From the ransomware front,

• Tech Radar points out,
  • “Research from Searchlight Cyber has shown the number of ransomware groups that operated in the first half of 2024 rose to 73, up from 46 in the same period of 2023. The findings suggest law enforcement’s efforts to curb cyber criminal groups have seen some success, especially in disrupting the operations of notorious group BlackCat, which has since dissolved.
  • “Groups were targeted by law enforcement in ‘Operation Cronos’, which facilitated the arrests of two people, took down 28 servers, obtained 1,000 decryption keys, and froze 200 crypto accounts – all linked to the infamous LockBit organization.
  • “Although the number of groups has risen, the number of victims has fallen, which indicates a potential diversification rather than growth of ransomware groups. Other Ransomware as a Service (RaaS) groups such as RansomHub and BlackBasta have become more active, complicating the landscape for cyber security.

• Tripwire fills us in about Cicada ransomware.

• ‘Per Cybersecurity Dive,
  • “A previously disclosed cyberattack at Halliburton disrupted parts of its operations and information was stolen in connection with the incident, the company said in a filing with the Securities and Exchange Commission Tuesday. 
  • “Halliburton discovered the attack in late August and immediately shut off certain services as a proactive measure. It continues to offer its products and services across the globe, the company said.
  • “The Houston company has incurred and will continue to incur certain expenses related to the attack. However, it does not expect the attack to have a material impact on its financial condition or results of operations.”

From the cybersecurity defenses front,

• The Wall Street Journal reports,
  • “Cybersecurity professionals are reporting modest budget increases amid the need to defend against new hacking threats and secure emerging technologies such as artificial intelligence.
  • “Spending on cybersecurity is rising 8% this year, compared with 6% in 2023, according to a survey of chief information security officers published Thursday by cybersecurity consulting firm IANS and recruiting company Artico Search. The survey polled 755 CISOs from April into August, with 681 completing its budget section.
  • “Despite the small improvement, security spending is growing at a lower rate than the 17% increase in 2022. Still, the shift indicates a gradual recovery after companies slowed cyber spending and in some cases froze hiring after the pandemic, said Steve Martano, an Artico partner and IANS faculty member. 
  • “People are feeling more optimistic than they were six months ago,” Martano said, adding that more cybersecurity leaders are seeing small budget increases and there are signs the security job market will improve.”

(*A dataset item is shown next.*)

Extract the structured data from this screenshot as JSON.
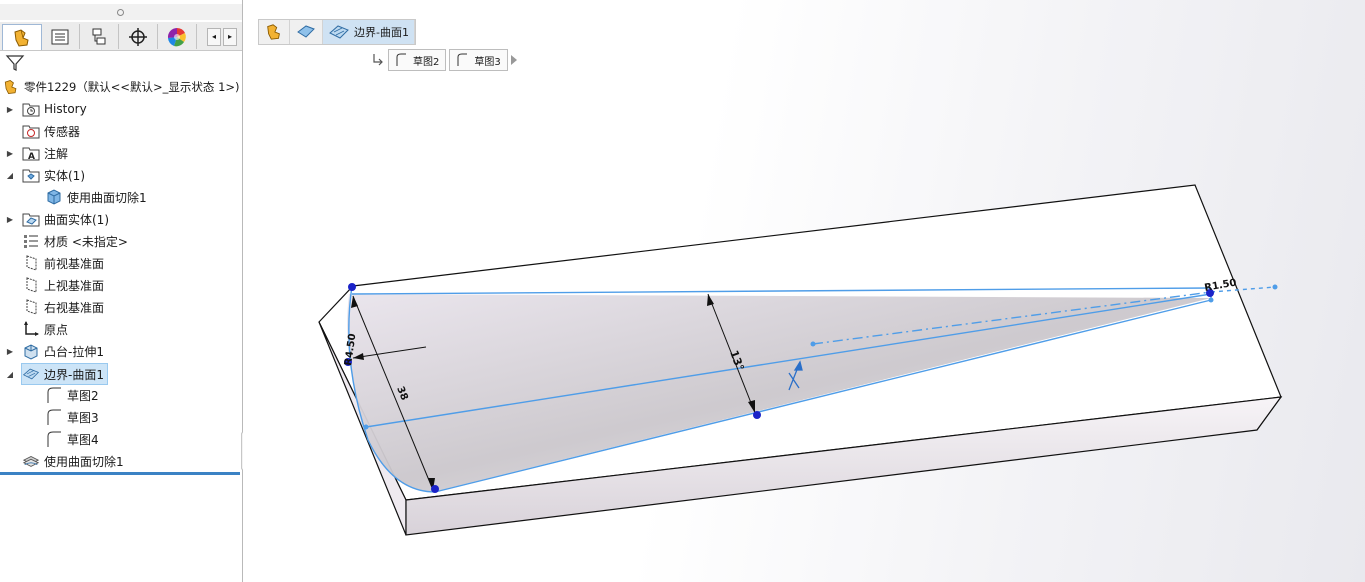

• Dark Reading offers a commentary on “How CISOs Can Effectively Communicate Cyber-Risk. A proximity resilience graph offers a more accurate representation of risk than heat maps and risk registers,and allows CISOs to tell a complex story in a single visualization.”

• ISACA offers a commentary on “The Never-ending Quest: Why Continuous Monitoring is Crucial for Cybersecurity.”

• If you work for or represent a small or medium sized HIPAA covered entity or business associate, you may want to “register for an introductory webinar [to held on September 10 at noon ET and September 11 at 3 pm] on the free Security Risk Assessment Tool (SRA Tool) hosted by Altarum with the U.S. Department of Health and Human Services Office for Civil Rights (OCR) and the Assistant Secretary for Technology Policy (ASTP). The webinar will also feature changes in SRA Tool version 3.5, available in September 2024.”

• Security Week shares a discussion between CSOs Jaya Baloo from Rapid7 and Jonathan Trull from Qualys about the route, role, and requirements in becoming and being a successful CISO.